Comment les hautes montagnes peuvent-elles entraver le vol des nuages sauvages ?
À 27 ans, le moine Shan Jing quitta son poste officiel pour se faire moine. Il se rendit au mont Lepu pour s’entraîner auprès du maître chan Yuan An, qui le confia au potager du monastère, pour qu’il ancre sa pratique dans le travail sim...
À 27 ans, le moine Shan Jing quitta son poste officiel pour se faire moine. Il se rendit au mont Lepu pour s’entraîner auprès du maître chan Yuan An, qui le confia au potager du monastère, pour qu’il ancre sa pratique dans le travail simple et régulier de l’entretien des légumes.
Un jour, un moine du monastère, considérant avoir achevé sa formation spirituelle et se sentant prêt à partir en itinérance, alla trouver le maître chan Yuan An pour lui faire ses adieux et lui demander l’autorisation de quitter la montagne.
Quand il entendit sa requête, le maître chan Yuan An décida de le mettre à l’épreuve et, souriant, dit : « Des montagnes vous entourent de toutes parts — où irez-vous ? »
Le moine, incapable de percevoir le principe chan au cœur de la question, resta muet et ne put que faire demi-tour et s’éloigner.
En chemin, il se retrouva par hasard dans le potager du monastère.
Shan Jing désherbait à ce moment-là, et voyant le front soucieux et plissé du moine, il lui demanda : « Frère aîné, qu’est-ce qui vous préoccupe ? »
Le moine lui exposa toute la situation, du début à la fin.
Shan Jing comprit immédiatement que les montagnes qui entouraient le monastère étaient une métaphore des innombrables difficultés et obstacles du chemin spirituel. Le maître chan Yuan An mettait à l’épreuve la foi et la résolution du moine, mais celui-ci n’avait pas perçu son intention.
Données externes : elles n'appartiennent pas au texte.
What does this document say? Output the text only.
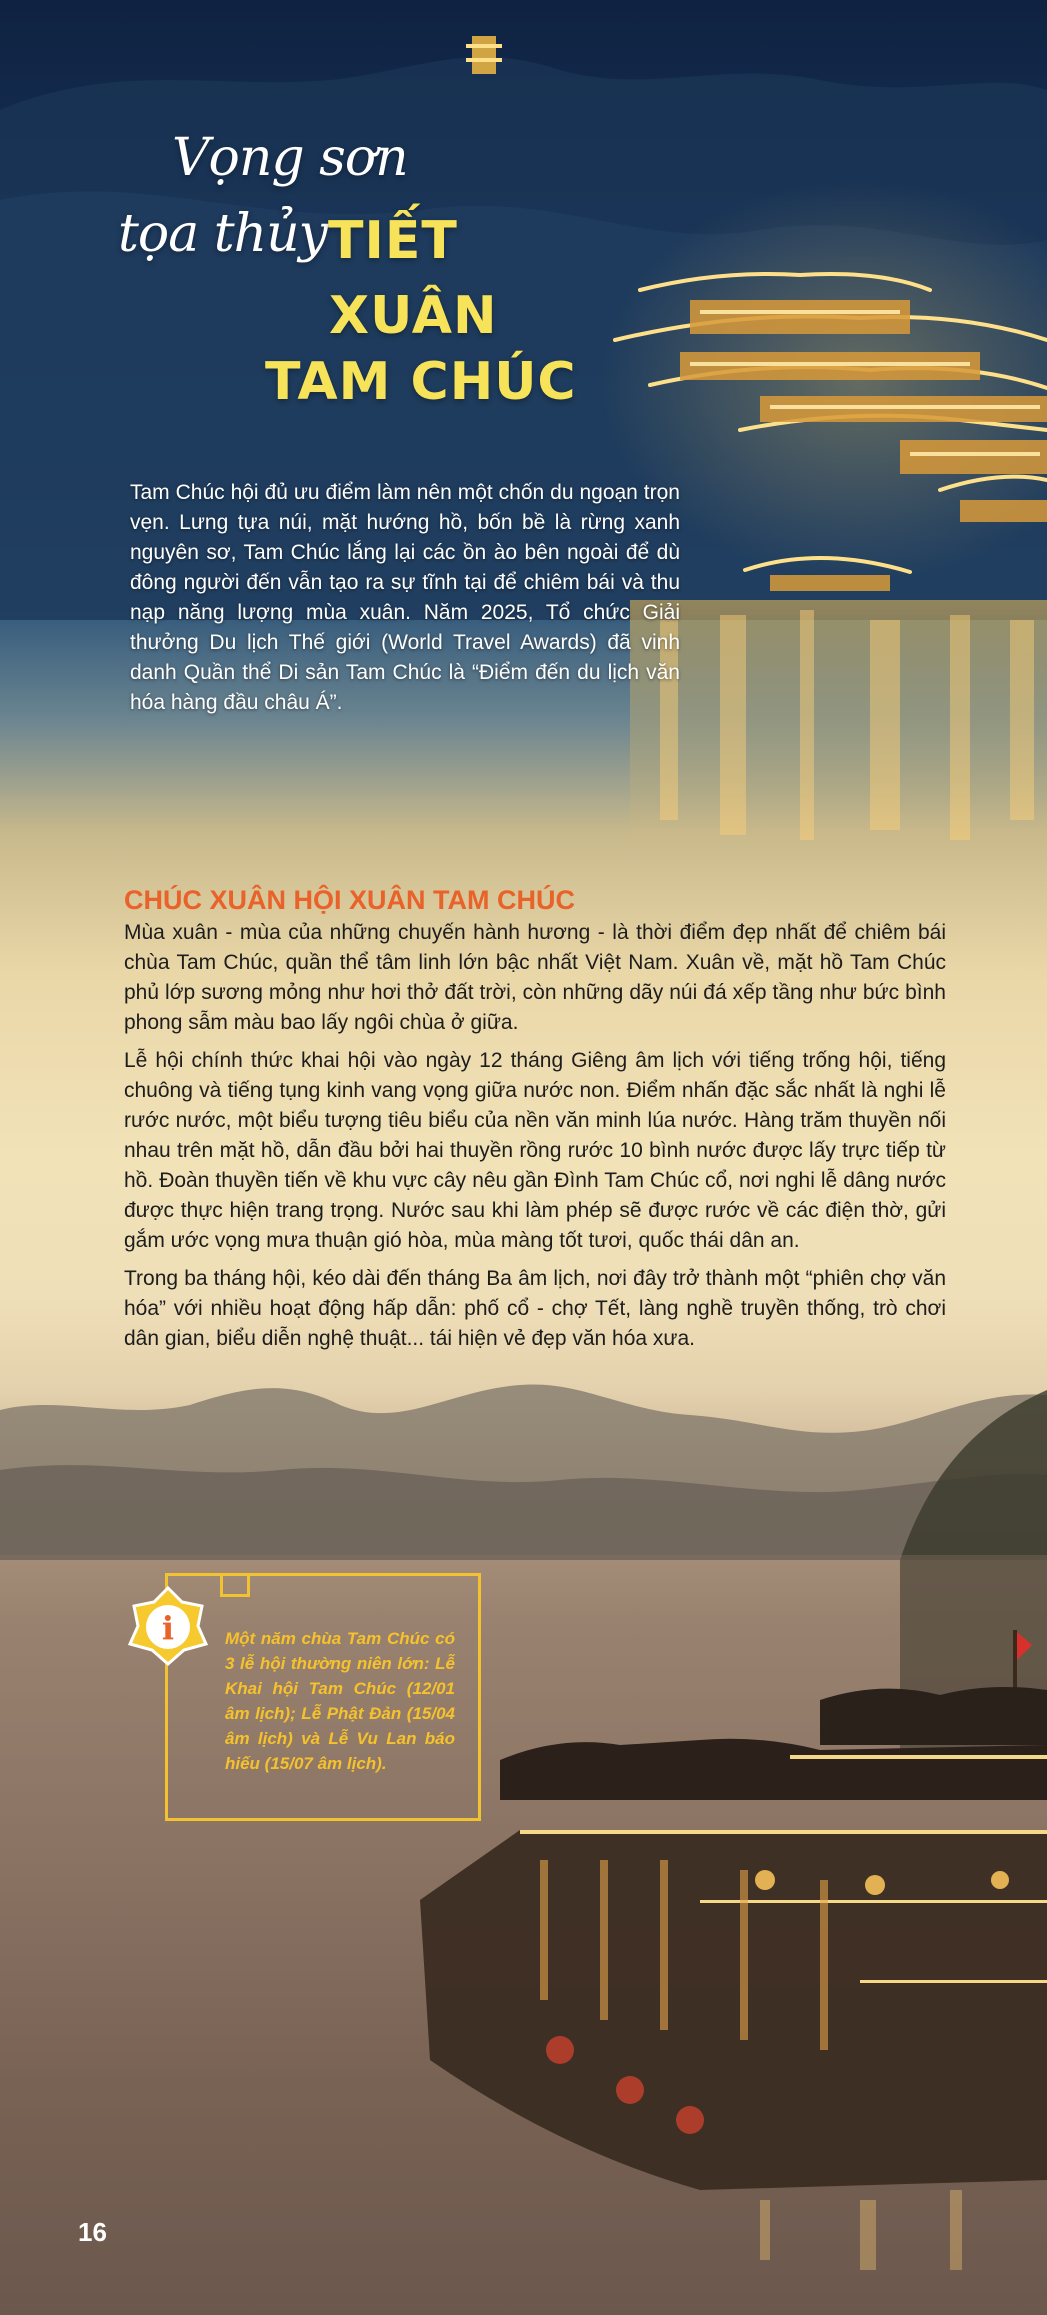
Vọng sơn
tọa thủy TIẾT
XUÂN
TAM CHÚC
Tam Chúc hội đủ ưu điểm làm nên một chốn du ngoạn trọn vẹn. Lưng tựa núi, mặt hướng hồ, bốn bề là rừng xanh nguyên sơ, Tam Chúc lắng lại các ồn ào bên ngoài để dù đông người đến vẫn tạo ra sự tĩnh tại để chiêm bái và thu nạp năng lượng mùa xuân. Năm 2025, Tổ chức Giải thưởng Du lịch Thế giới (World Travel Awards) đã vinh danh Quần thể Di sản Tam Chúc là “Điểm đến du lịch văn hóa hàng đầu châu Á”.
CHÚC XUÂN HỘI XUÂN TAM CHÚC

Mùa xuân - mùa của những chuyến hành hương - là thời điểm đẹp nhất để chiêm bái chùa Tam Chúc, quần thể tâm linh lớn bậc nhất Việt Nam. Xuân về, mặt hồ Tam Chúc phủ lớp sương mỏng như hơi thở đất trời, còn những dãy núi đá xếp tầng như bức bình phong sẫm màu bao lấy ngôi chùa ở giữa.

Lễ hội chính thức khai hội vào ngày 12 tháng Giêng âm lịch với tiếng trống hội, tiếng chuông và tiếng tụng kinh vang vọng giữa nước non. Điểm nhấn đặc sắc nhất là nghi lễ rước nước, một biểu tượng tiêu biểu của nền văn minh lúa nước. Hàng trăm thuyền nối nhau trên mặt hồ, dẫn đầu bởi hai thuyền rồng rước 10 bình nước được lấy trực tiếp từ hồ. Đoàn thuyền tiến về khu vực cây nêu gần Đình Tam Chúc cổ, nơi nghi lễ dâng nước được thực hiện trang trọng. Nước sau khi làm phép sẽ được rước về các điện thờ, gửi gắm ước vọng mưa thuận gió hòa, mùa màng tốt tươi, quốc thái dân an.

Trong ba tháng hội, kéo dài đến tháng Ba âm lịch, nơi đây trở thành một “phiên chợ văn hóa” với nhiều hoạt động hấp dẫn: phố cổ - chợ Tết, làng nghề truyền thống, trò chơi dân gian, biểu diễn nghệ thuật... tái hiện vẻ đẹp văn hóa xưa.

Một năm chùa Tam Chúc có 3 lễ hội thường niên lớn: Lễ Khai hội Tam Chúc (12/01 âm lịch); Lễ Phật Đản (15/04 âm lịch) và Lễ Vu Lan báo hiếu (15/07 âm lịch).
i
16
Shan Jing sourit alors et dit au moine :
Comment un bambou dense peut-il entraver le cours d’un ruisseau ? Comment les hautes montagnes peuvent-elles entraver le vol des nuages sauvages ?
Il poursuivit en expliquant le sens de ces lignes : même la plus dense forêt de bambous ne peut empêcher l’eau de s’écouler, et les plus hauts sommets ne peuvent empêcher les nuages de dériver dans le ciel.
Ravi comme s’il venait de découvrir un trésor inestimable, le moine se pressa de retourner auprès du maître chan Yuan An et lui répéta ces lignes :
Comment un bambou dense peut-il entraver le cours d’un ruisseau ? Comment les hautes montagnes peuvent-elles entraver le vol des nuages sauvages ?
Le moine était convaincu que le maître rayonnerait de joie et lui accorderait immédiatement la permission de quitter la montagne. Mais, à sa grande surprise, le maître chan Yuan An fit une brève pause après avoir entendu ces lignes, puis fronça les sourcils et le regarda fixement dans les yeux. « Ce n’est pas une réponse que vous auriez pu trouver par vous-même, » dit-il. « Qui vous l’a donnée ? »
Voyant que son maître avait vu clair dans son jeu, le moine n’eut d’autre choix que de nommer Shan Jing.
Le maître chan Yuan An se tourna vers le moine et dit : « Shan Jing, le moine qui s’occupe du potager, est promis à accomplir de grandes choses ! Apprenez de lui. Il ne s’est même pas prosterné pour demander à quitter la montagne — qu’est-ce qui vous fait croire que vous pourriez vous prosterner pour en sortir ? »
Réflexion chan
Pour marcher sur cette voie, nous devons d’abord nous voir clairement, sans nous illusionner. Les petites épreuves insignifiantes que nous rencontrons recèlent souvent un sens que nous ne pouvons pas encore saisir. Il n’y a pas de difficulté insurmontable en ce monde, ni d’obstacle que l’on ne puisse surmonter. La clé se trouve dans votre propre détermination : une fois que vous vous engagez pleinement, chaque défi se dissipera.